Back in my undergraduate days (long ago, when issues very different from cyberspace concerned me) one of the burning environmental topics was the Population Bomb. It's a bit hard to remember, but about 35 years ago the claim went that the world was headed toward famine and death on a massive scale because the earth's resources couldn't maintain what appeared to be a continued and spiraling growth in population. As Paul Ehrlich, the major prophet of doom, put it:
The battle to feed all of humanity is over. In the 1970s and 1980s hundreds of millions of people will starve to death in spite of any crash programs embarked upon now. At this late date nothing can prevent a substantial increase in the world death rate.
As should be rather obvious (and was so considerably
earlier than only thirty five years later) this didn't happen. The fallout from
such an overly zealous prediction, and the easy willingness to accept it, however,
is (or should be) a scepticism toward environmental predictions of doom. Predictions
of environmental disasters, after all, are frequent and intense, and it seems
that the only thing that we can truly be sure of is that if the
sky is falling, it's doing so extremely slowly. Ehrlich undoubtedly still
has his followers, but more than a generation later, he seems to have succeeded
in fading into oblivion.
My interest in the deleterious effects of ever booming
population growth waned long ago, but if we're looking for possible environmental
disasters, the web is a great place to look. Promises of impending doom abound
there. But should we believe these promises, or instead those who tell us that
today's doomsayers aren't any different from the Paul Ehrlichs of a generation
ago? Toward the end of December, 2004, the conservative columnist George Will
wrote an
Op-Ed article in the Washington Post (and on its online edition) praising
Michael Crichton's anti-global-warming-scare novel State
of Fear, and arguing that the fear of global warming is greatly over-exagerrated.

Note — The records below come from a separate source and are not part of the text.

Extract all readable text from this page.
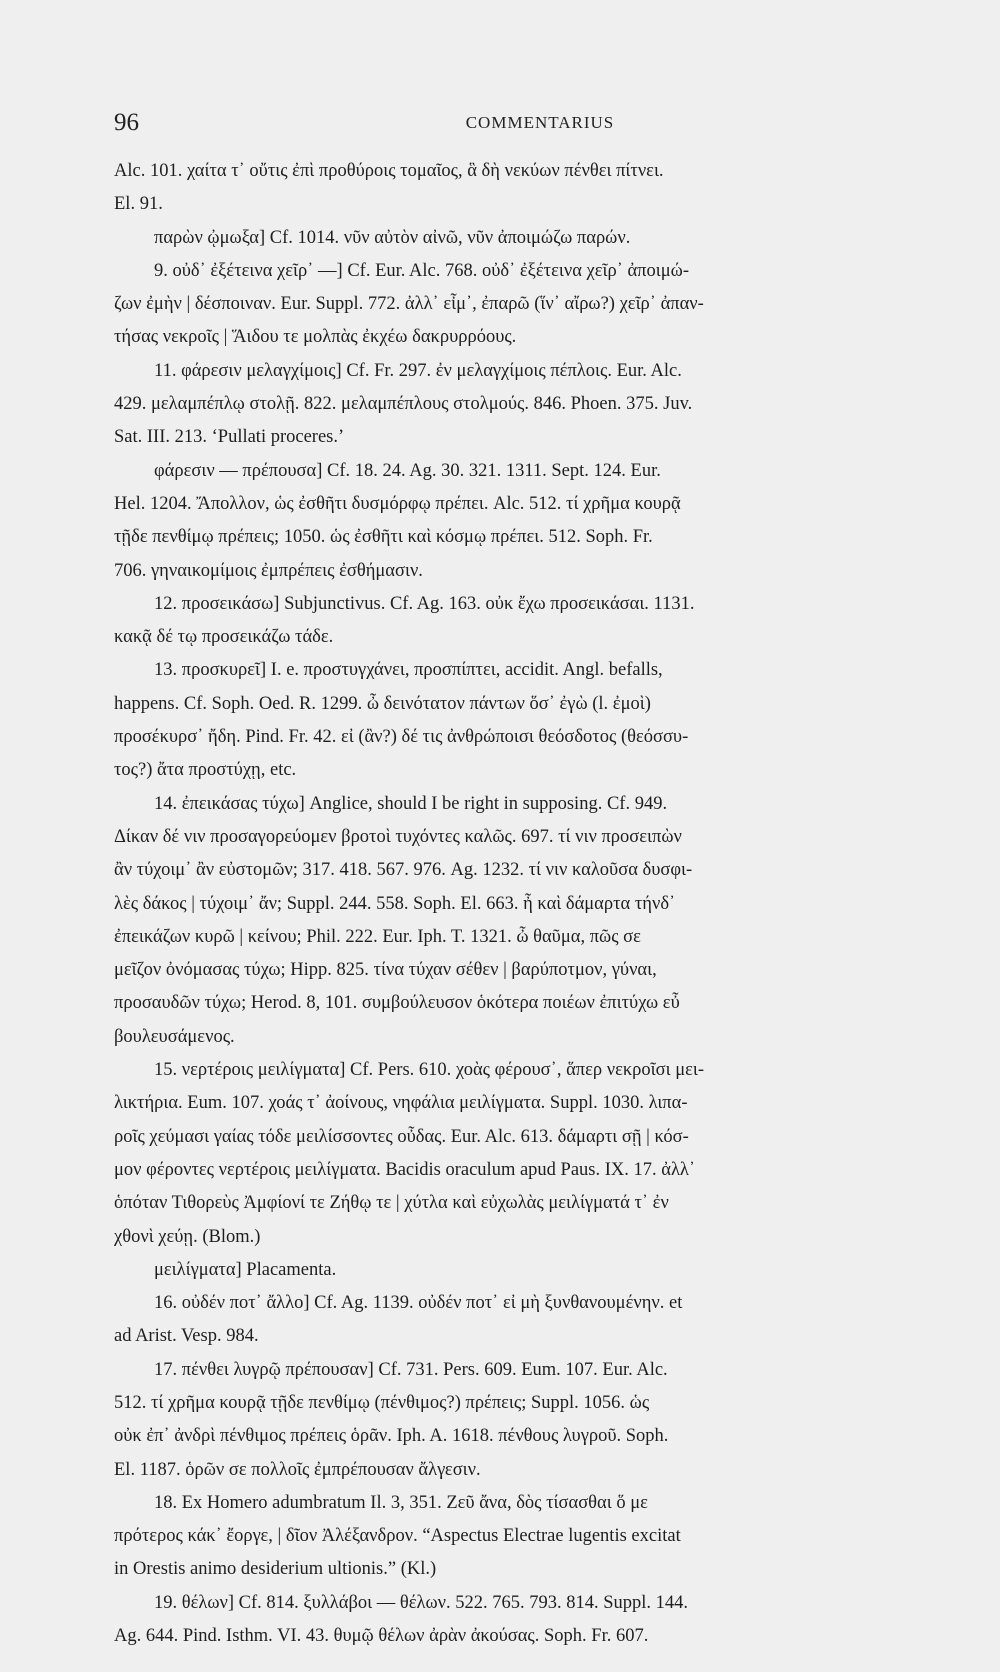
96	COMMENTARIUS
Alc. 101. χαίτα τ᾽ οὔτις ἐπὶ προθύροις τομαῖος, ἃ δὴ νεκύων πένθει πίτνει.
El. 91.
παρὼν ᾠμωξα] Cf. 1014. νῦν αὐτὸν αἰνῶ, νῦν ἀποιμώζω παρών.
9. οὐδ᾽ ἐξέτεινα χεῖρ᾽ —] Cf. Eur. Alc. 768. οὐδ᾽ ἐξέτεινα χεῖρ᾽ ἀποιμώ-
ζων ἐμὴν | δέσποιναν. Eur. Suppl. 772. ἀλλ᾽ εἶμ᾽, ἐπαρῶ (ἵν᾽ αἴρω?) χεῖρ᾽ ἀπαν-
τήσας νεκροῖς | Ἅιδου τε μολπὰς ἐκχέω δακρυρρόους.
11. φάρεσιν μελαγχίμοις] Cf. Fr. 297. ἐν μελαγχίμοις πέπλοις. Eur. Alc.
429. μελαμπέπλῳ στολῇ. 822. μελαμπέπλους στολμούς. 846. Phoen. 375. Juv.
Sat. III. 213. ‘Pullati proceres.’
φάρεσιν — πρέπουσα] Cf. 18. 24. Ag. 30. 321. 1311. Sept. 124. Eur.
Hel. 1204. Ἄπολλον, ὡς ἐσθῆτι δυσμόρφῳ πρέπει. Alc. 512. τί χρῆμα κουρᾷ
τῇδε πενθίμῳ πρέπεις; 1050. ὡς ἐσθῆτι καὶ κόσμῳ πρέπει. 512. Soph. Fr.
706. γηναικομίμοις ἐμπρέπεις ἐσθήμασιν.
12. προσεικάσω] Subjunctivus. Cf. Ag. 163. οὐκ ἔχω προσεικάσαι. 1131.
κακᾷ δέ τῳ προσεικάζω τάδε.
13. προσκυρεῖ] I. e. προστυγχάνει, προσπίπτει, accidit. Angl. befalls,
happens. Cf. Soph. Oed. R. 1299. ὦ δεινότατον πάντων ὅσ᾽ ἐγὼ (l. ἐμοὶ)
προσέκυρσ᾽ ἤδη. Pind. Fr. 42. εἰ (ἂν?) δέ τις ἀνθρώποισι θεόσδοτος (θεόσσυ-
τος?) ἄτα προστύχῃ, etc.
14. ἐπεικάσας τύχω] Anglice, should I be right in supposing. Cf. 949.
Δίκαν δέ νιν προσαγορεύομεν βροτοὶ τυχόντες καλῶς. 697. τί νιν προσειπὼν
ἂν τύχοιμ᾽ ἂν εὐστομῶν; 317. 418. 567. 976. Ag. 1232. τί νιν καλοῦσα δυσφι-
λὲς δάκος | τύχοιμ᾽ ἄν; Suppl. 244. 558. Soph. El. 663. ἦ καὶ δάμαρτα τήνδ᾽
ἐπεικάζων κυρῶ | κείνου; Phil. 222. Eur. Iph. T. 1321. ὦ θαῦμα, πῶς σε
μεῖζον ὀνόμασας τύχω; Hipp. 825. τίνα τύχαν σέθεν | βαρύποτμον, γύναι,
προσαυδῶν τύχω; Herod. 8, 101. συμβούλευσον ὁκότερα ποιέων ἐπιτύχω εὖ
βουλευσάμενος.
15. νερτέροις μειλίγματα] Cf. Pers. 610. χοὰς φέρουσ᾽, ἅπερ νεκροῖσι μει-
λικτήρια. Eum. 107. χοάς τ᾽ ἀοίνους, νηφάλια μειλίγματα. Suppl. 1030. λιπα-
ροῖς χεύμασι γαίας τόδε μειλίσσοντες οὖδας. Eur. Alc. 613. δάμαρτι σῇ | κόσ-
μον φέροντες νερτέροις μειλίγματα. Bacidis oraculum apud Paus. IX. 17. ἀλλ᾽
ὁπόταν Τιθορεὺς Ἀμφίονί τε Ζήθῳ τε | χύτλα καὶ εὐχωλὰς μειλίγματά τ᾽ ἐν
χθονὶ χεύῃ. (Blom.)
μειλίγματα] Placamenta.
16. οὐδέν ποτ᾽ ἄλλο] Cf. Ag. 1139. οὐδέν ποτ᾽ εἰ μὴ ξυνθανουμένην. et
ad Arist. Vesp. 984.
17. πένθει λυγρῷ πρέπουσαν] Cf. 731. Pers. 609. Eum. 107. Eur. Alc.
512. τί χρῆμα κουρᾷ τῇδε πενθίμῳ (πένθιμος?) πρέπεις; Suppl. 1056. ὡς
οὐκ ἐπ᾽ ἀνδρὶ πένθιμος πρέπεις ὁρᾶν. Iph. A. 1618. πένθους λυγροῦ. Soph.
El. 1187. ὁρῶν σε πολλοῖς ἐμπρέπουσαν ἄλγεσιν.
18. Ex Homero adumbratum Il. 3, 351. Ζεῦ ἄνα, δὸς τίσασθαι ὅ με
πρότερος κάκ᾽ ἔοργε, | δῖον Ἀλέξανδρον. “Aspectus Electrae lugentis excitat
in Orestis animo desiderium ultionis.” (Kl.)
19. θέλων] Cf. 814. ξυλλάβοι — θέλων. 522. 765. 793. 814. Suppl. 144.
Ag. 644. Pind. Isthm. VI. 43. θυμῷ θέλων ἀρὰν ἀκούσας. Soph. Fr. 607.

This article wasn't the first time that I'd encountered claims that global warming
isn't the danger it's often made out to be. That being the case, although in
the past I'd never found many reasons to agree with George Will, I was amenable
to being convinced that on this score he was right. And of course I
tried to find information on the web that would tell me whether or not he
was.
Readers of these columns, however, can correctly assume
that I'm not going to try to resolve the global warming controversy here. The
issue may interest me, but it's not the sort of thing I deal with in these columns.
And that being the case, at this stage in this column it seems fair to ask -
all this is well and good, but what does all this have to do with the internet?
One doesn't have to turn to the internet to find conflicting opinions. These
can readily be found in newspapers and on television. So why a column that seems
concerned with such a trivial issue? Am I going to claim that something different
is taking place on the web than in more traditional media? That wouldn't be
an easy claim to prove. Perhaps we might be able to point to certain limited
distinctions, and perhaps these can be significant. In a print environment,
for instance, because its readership would have been predefined as readers of
a particular newspaper, Will's article would probably have had a
more limited impact. In addition, it would have faded from public view more
quickly, and three months after its publication relatively few people would
encounter it. On the web there's a greater chance
of longevity and of receiving a wider audience.
But two other differences between traditional media and
the web, differences that aren't necessarily obvious, should definitely be considered
significant. These are the page ranking systems that various search engines
use, and the rather unsophisticated searching habits of today's web users. Taken
together (and it's hard to separate them) they create a sort of vicious circle
of limited curiousity that creates a situation in which even in cases where
an issue is controversial and hotly debated, it doesn't necessarily generate
interest outside of a small
circle of friends.
Back in 2001, Jakob Nielsen, of usability research
fame, told us that:
Users almost never look beyond the second page of search results.A Consumer Reports WebWatch study from 2003 found similar results:
The majority of participants never clicked beyond the first page of search results as they had blind trust in search engines to present only the best or most accurate unbiased results on the first page. As a result, two-in-five links (or 41%) selected by our participants during the assigned search sessions were paid results.This suggests that even in cases where different and varied information, information from different points of view, information that evaluates source material in conflicting manners, is available, a large percentage of internet users aren't going to find it. Instead, they're going to be satisfied with the first information that they encounter on a subject, and they'll neither investigate additional results that are available to them, nor revise their searches in order to find different information. In other words, after a couple of clicks at the most, they'll be shut off from additional and/or different viewpoints or opinions on a subject. And this means that page ranking is all - if you can't get your site to the top of the results, you're not going to be found at all. And if only a limited number of people find you, your ranking isn't going to be high, and you'll continue to fade into oblivion.